Industrielle Flexibilität
Insgesamt zieht sich die Steigerung von Flexibilität, sowohl bei der Einspeisung als auch beim Verbrauchsverhalten, als Grundmotiv durch die AgNes-Vorschläge. Dies entspricht der Grundausrichtung der BNetzA, die bereits im letzten Jahr bei den Eckpunkten zur Neujustierung der Individuellen Netzentgelte (§ 19.2 StromNEV) den Schwerpunkt auf ein flexibleres Abnahmeverhalten der Industrie legte. Bereits hier entstand der Eindruck, dass die Potenziale industrieller Flexibilität von der BNetzA über- und deren Kosten unterschätzt werden.
Absehbare Verknüpfung der Reformpakete
Dieser Prozess läuft bisher parallel zu AgNes, es mehren sich aber die Anzeichen, dass beide Prozesse miteinander verknüpft werden. Dies würde der breiten Forderung der Industrie nach einer zeitlichen und inhaltlichen Abstimmung der einzelnen Netzentgelt-Reformpakete und -bestimmungen (AgNes, Individuelle Netzentgelte, Vermiedene Netzentgelte, Singuläre Netzentgelte, §14a EnWG) entsprechen, was für die Planungssicherheit und Stimmigkeit des Gesamtkonzeptes essenziell ist.
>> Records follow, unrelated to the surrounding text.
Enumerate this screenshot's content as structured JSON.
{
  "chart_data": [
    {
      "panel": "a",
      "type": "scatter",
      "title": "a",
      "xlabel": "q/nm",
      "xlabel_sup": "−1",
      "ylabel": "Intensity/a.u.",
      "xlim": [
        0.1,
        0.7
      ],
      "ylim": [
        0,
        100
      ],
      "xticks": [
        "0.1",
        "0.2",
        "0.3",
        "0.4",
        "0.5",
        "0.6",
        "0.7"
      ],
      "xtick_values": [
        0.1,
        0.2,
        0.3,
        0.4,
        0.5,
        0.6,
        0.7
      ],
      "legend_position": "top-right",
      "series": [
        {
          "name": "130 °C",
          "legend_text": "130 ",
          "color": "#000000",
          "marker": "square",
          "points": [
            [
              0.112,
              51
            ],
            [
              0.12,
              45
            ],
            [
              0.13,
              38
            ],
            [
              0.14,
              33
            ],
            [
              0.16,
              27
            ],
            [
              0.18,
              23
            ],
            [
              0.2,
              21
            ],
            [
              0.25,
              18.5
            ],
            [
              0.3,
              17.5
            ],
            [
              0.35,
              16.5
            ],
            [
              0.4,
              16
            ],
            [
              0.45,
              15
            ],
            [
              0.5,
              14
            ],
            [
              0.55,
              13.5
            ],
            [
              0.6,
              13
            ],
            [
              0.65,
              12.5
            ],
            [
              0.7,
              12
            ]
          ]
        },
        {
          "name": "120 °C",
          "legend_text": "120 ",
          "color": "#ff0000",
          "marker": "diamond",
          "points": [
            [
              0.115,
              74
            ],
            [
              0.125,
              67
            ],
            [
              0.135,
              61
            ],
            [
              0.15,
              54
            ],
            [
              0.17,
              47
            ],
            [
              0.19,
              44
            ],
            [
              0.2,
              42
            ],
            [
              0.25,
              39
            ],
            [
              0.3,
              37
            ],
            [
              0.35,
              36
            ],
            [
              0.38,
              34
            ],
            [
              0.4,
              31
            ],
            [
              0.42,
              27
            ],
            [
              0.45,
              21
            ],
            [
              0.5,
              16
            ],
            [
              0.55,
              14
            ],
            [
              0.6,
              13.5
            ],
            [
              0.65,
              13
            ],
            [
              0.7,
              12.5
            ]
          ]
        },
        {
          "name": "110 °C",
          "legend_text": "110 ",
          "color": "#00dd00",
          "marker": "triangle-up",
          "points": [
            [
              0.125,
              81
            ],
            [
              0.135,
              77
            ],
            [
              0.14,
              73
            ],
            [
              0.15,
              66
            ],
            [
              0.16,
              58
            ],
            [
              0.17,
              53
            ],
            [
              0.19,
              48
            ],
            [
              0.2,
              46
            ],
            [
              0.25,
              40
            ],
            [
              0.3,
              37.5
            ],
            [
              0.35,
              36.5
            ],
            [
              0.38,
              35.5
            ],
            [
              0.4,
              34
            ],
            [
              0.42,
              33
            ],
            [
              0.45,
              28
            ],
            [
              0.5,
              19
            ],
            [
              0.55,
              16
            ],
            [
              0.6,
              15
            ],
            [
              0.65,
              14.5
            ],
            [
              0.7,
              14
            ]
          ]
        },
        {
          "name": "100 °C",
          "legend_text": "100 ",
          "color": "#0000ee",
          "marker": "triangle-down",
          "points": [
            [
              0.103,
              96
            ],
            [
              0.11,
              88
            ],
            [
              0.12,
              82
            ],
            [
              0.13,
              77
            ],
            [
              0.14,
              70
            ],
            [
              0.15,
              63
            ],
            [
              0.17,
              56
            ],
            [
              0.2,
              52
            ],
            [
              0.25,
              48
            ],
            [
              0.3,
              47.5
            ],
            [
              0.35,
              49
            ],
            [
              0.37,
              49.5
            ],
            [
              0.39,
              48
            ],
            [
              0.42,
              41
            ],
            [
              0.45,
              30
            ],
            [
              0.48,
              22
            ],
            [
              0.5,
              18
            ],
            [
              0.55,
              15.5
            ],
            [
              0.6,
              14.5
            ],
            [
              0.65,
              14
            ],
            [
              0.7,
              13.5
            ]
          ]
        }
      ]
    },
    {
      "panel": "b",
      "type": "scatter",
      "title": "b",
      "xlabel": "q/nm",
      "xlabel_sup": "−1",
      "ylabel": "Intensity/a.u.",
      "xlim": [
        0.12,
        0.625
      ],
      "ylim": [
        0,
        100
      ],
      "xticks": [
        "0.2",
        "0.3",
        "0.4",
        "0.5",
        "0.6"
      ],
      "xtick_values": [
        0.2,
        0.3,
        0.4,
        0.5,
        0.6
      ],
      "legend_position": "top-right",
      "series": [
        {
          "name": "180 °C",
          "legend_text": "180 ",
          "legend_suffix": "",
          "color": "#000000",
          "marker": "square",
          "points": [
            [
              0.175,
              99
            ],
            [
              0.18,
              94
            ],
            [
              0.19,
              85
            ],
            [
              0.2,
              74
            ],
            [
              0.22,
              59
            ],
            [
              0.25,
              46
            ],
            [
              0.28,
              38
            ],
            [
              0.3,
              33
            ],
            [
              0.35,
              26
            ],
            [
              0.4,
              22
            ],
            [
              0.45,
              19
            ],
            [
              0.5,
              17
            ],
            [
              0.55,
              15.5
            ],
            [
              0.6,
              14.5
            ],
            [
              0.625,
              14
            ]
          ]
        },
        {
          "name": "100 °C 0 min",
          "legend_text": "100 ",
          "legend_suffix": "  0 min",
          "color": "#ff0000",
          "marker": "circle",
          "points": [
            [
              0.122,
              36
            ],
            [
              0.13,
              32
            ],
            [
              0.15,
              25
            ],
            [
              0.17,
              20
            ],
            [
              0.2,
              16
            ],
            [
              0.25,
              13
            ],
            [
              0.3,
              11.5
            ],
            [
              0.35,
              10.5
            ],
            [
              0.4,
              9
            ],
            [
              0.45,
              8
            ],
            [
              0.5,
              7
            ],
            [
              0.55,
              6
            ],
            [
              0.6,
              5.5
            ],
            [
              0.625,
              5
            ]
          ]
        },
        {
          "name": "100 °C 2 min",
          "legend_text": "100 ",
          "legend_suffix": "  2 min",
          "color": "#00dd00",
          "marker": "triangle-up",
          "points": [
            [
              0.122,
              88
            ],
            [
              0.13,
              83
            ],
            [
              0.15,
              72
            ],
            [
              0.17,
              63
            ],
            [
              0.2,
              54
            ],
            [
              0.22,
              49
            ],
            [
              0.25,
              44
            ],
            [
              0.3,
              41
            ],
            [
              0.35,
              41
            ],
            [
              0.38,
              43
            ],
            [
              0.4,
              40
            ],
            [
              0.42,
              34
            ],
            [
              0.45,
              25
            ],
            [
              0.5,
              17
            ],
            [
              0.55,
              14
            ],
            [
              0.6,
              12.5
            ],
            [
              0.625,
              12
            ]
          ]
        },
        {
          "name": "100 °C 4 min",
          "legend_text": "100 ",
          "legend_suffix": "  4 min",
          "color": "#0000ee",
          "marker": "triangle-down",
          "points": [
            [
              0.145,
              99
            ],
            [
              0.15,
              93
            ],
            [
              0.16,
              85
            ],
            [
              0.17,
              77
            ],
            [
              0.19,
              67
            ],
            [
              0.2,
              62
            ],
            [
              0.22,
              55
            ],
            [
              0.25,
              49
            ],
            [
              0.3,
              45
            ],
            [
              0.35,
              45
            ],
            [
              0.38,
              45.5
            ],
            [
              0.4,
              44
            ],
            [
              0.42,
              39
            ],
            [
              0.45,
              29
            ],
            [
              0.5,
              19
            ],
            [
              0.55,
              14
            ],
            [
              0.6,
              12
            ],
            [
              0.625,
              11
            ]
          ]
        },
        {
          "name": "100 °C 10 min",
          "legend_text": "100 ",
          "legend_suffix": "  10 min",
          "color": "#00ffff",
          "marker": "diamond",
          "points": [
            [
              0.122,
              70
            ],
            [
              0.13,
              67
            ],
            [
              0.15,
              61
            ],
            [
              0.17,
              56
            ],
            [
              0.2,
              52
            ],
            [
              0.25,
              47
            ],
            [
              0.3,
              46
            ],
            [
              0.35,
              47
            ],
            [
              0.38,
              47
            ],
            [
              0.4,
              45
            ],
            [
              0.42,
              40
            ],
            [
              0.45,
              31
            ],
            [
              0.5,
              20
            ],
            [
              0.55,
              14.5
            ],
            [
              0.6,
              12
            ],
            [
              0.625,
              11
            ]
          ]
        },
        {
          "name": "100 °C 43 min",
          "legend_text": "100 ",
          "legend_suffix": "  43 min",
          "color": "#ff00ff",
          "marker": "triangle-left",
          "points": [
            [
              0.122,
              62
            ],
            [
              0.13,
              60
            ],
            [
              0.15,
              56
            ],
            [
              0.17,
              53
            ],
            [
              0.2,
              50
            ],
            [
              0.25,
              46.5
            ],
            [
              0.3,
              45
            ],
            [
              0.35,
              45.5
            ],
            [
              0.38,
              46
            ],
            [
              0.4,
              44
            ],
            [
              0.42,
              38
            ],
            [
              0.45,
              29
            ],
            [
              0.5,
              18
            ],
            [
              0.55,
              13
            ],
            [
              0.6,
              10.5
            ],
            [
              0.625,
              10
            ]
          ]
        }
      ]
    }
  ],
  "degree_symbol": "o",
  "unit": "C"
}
Nach Ende der AgNes-Konsultationsphase am 30.6. plant die BNetzA nun bis zum Jahresende Experten-Workshops zu den aufgebrachten Themen, in die sich der BDI aktiv einbringen wird. Anschließend sollen die Reformideen im Jahr 2026 in einem Eckpunktepapier konkretisiert und bis zum Jahresende festgelegt werden.